Hyperaktivität kann aber auch schädlich sein. Pflanzen und Tiere haben daher komplexe Mechanismen entwickelt um Transposone zu erkennen und sie an der Bewegung zu hindern. Normalerweise sind daran die DNA-Methylierung und die Histon-Modifikation H3K9me beteiligt. Beim Lebermoos hingegen war es die Modifikation H3K27me3, wie die Forscher herausfanden.

„Nach dem Lehrbuch steht die H3K27me3-Modifikation in Verbindung mit den Entwicklungs-Genen in mehrzelligen Eukaryoten. Beispielsweise bestimmen diese Gene bei der Fruchtfliege, ob sie ein Bein, einen Flügel oder einen Fühler entwickelt“, sagt Frédéric Berger. „Allerdings wurde diese Modifikation auch in einzelligen Eukaryoten gefunden. Niemand wusste aber, was diese Modifikation vor der Regulierung der mehrzelligen Entwicklung macht. Unsere Daten geben einen starken Hinweis darauf, dass die H3K27me3-Modifikation daran beteiligt ist, Transposone zu inaktivieren.“

Berger weiter: „Im Lauf der Evolution sind die Transposone herumgesprungen und haben damit begonnen die Expression der benachbarten Gene zu regulieren. Wir vermuten, dass dann die H3K27me3-Modifikation stufenweise die Rolle übernommen hat, die Entwicklung zu regulieren. Die Aufgabe, die Transposone zu inaktivieren, wurde hingegen von einem straffer geregelten System aus DNA-Methylierung und H3K9me3 übernommen. Diese Studie zeigt klar, wie viel wir dabei lernen können, wenn wir Histon-Modifikationen in unterschiedlichen Pflanzenarten untersuchen. Wir werden unsere Hypothesen testen können, während wir Landkarten der Histon-Modifikationen der frühen Landpflanzen entwickeln.“

Die Arbeit wurde unterstützt durch FWF Der Wissenschaftsfonds (I2163-B16, I2303-B25, P26887, DK 1238), den Europäischen Forschungsrat (European Research Council, ERC) im Rahmen des EU-Programms für Forschung und Innovation Horizon 2020 (Grant agreement No. 757600), die Deutsche Forschungsgemeinschaft DFG (INST 37/935-1 FUGG), die National Institutes of Health NIH (R01 GM065383, R01 GM127402), die Russian Science Foundation (18-74-00112), die Russian Foundation for Basic Research (18-016-00146), die Japan Society for the Promotion of Science JSPS KAKENHI (16H06279, 15K21758, 17H05841, 25113001, 25113009), das Projekt Forschung der Faculty of Biology-Oriented Science and Technology, Kindai University (16-I-3,2017) und den Australian Research Council (DP170100049).

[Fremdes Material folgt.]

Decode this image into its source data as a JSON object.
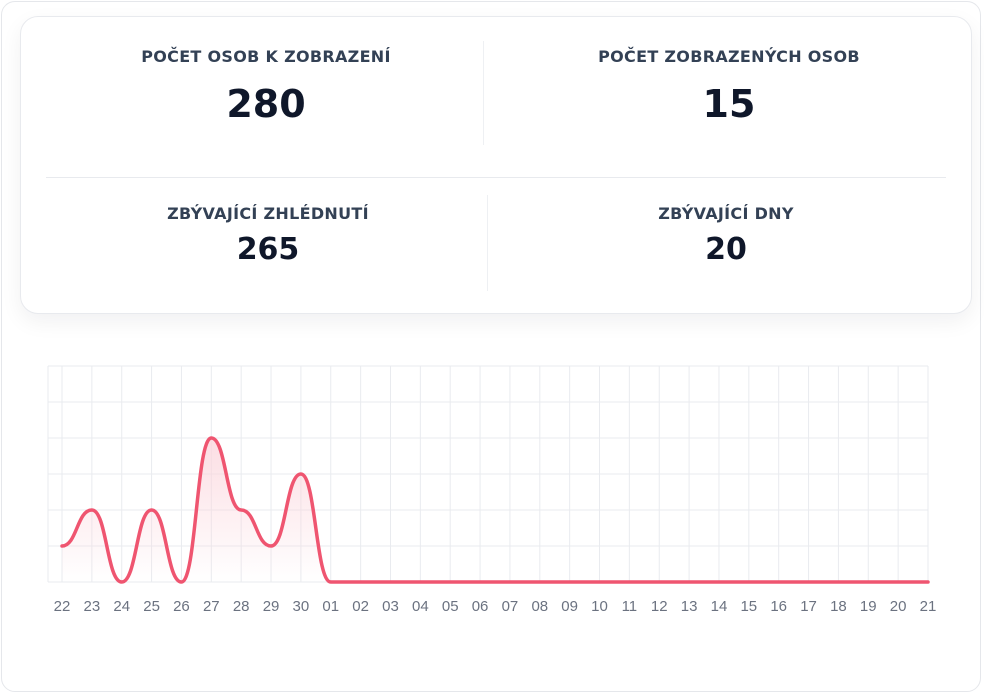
{
  "stats": {
    "total_persons": {
      "label": "POČET OSOB K ZOBRAZENÍ",
      "value": "280"
    },
    "displayed_persons": {
      "label": "POČET ZOBRAZENÝCH OSOB",
      "value": "15"
    },
    "remaining_views": {
      "label": "ZBÝVAJÍCÍ ZHLÉDNUTÍ",
      "value": "265"
    },
    "remaining_days": {
      "label": "ZBÝVAJÍCÍ DNY",
      "value": "20"
    }
  },
  "colors": {
    "line": "#ef5570",
    "fill": "#fbd5dc",
    "grid": "#e9ebef",
    "tick_text": "#6b7280"
  },
  "chart_data": {
    "type": "line",
    "categories": [
      "22",
      "23",
      "24",
      "25",
      "26",
      "27",
      "28",
      "29",
      "30",
      "01",
      "02",
      "03",
      "04",
      "05",
      "06",
      "07",
      "08",
      "09",
      "10",
      "11",
      "12",
      "13",
      "14",
      "15",
      "16",
      "17",
      "18",
      "19",
      "20",
      "21"
    ],
    "series": [
      {
        "values": [
          1,
          2,
          0,
          2,
          0,
          4,
          2,
          1,
          3,
          0,
          0,
          0,
          0,
          0,
          0,
          0,
          0,
          0,
          0,
          0,
          0,
          0,
          0,
          0,
          0,
          0,
          0,
          0,
          0,
          0
        ]
      }
    ],
    "ylim": [
      0,
      6
    ],
    "grid": true,
    "curve": "smooth",
    "area_fill": true
  }
}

Montgomery SA, et al. (2020) Chromatin organization in early land plants reveals an ancestral association between H3K27me3, transposons, and constitutive heterochromatin. Curr Biol 30(4):573-88.
https://doi.org/10.1016/j.cub.2019.12.015


Über das Gregor Mendel Institut

Das Gregor Mendel Institut für Molekulare Pflanzenbiologie (GMI) wurde von der Österreichischen Akademie der Wissenschaften (ÖAW) im Jahr 2000 gegründet, um Spitzenforschung in der molekularen Pflanzenbiologie zu fördern. Das GMI gehört zu den weltweit wichtigsten Pflanzenforschungseinrichtungen. Mit mehr als 130 MitarbeiterInnen aus 35 Ländern erforscht das GMI primär die Grundlagen der Pflanzenbiologie, vor allem molekulargenetische Aspekte wie epigenetische Mechanismen, Populationsgenetik, Chromosomenbiologie, Stressresistenz und Entwicklungsbiologie. Das GMI befindet sich in einem modernen Laborgebäude der Österreichischen Akademie der Wissenschaften auf dem Campus des Vienna BioCenter, auf dem mehrere Forschungsinstitute sowie Biotechnologie-Firmen angesiedelt sind.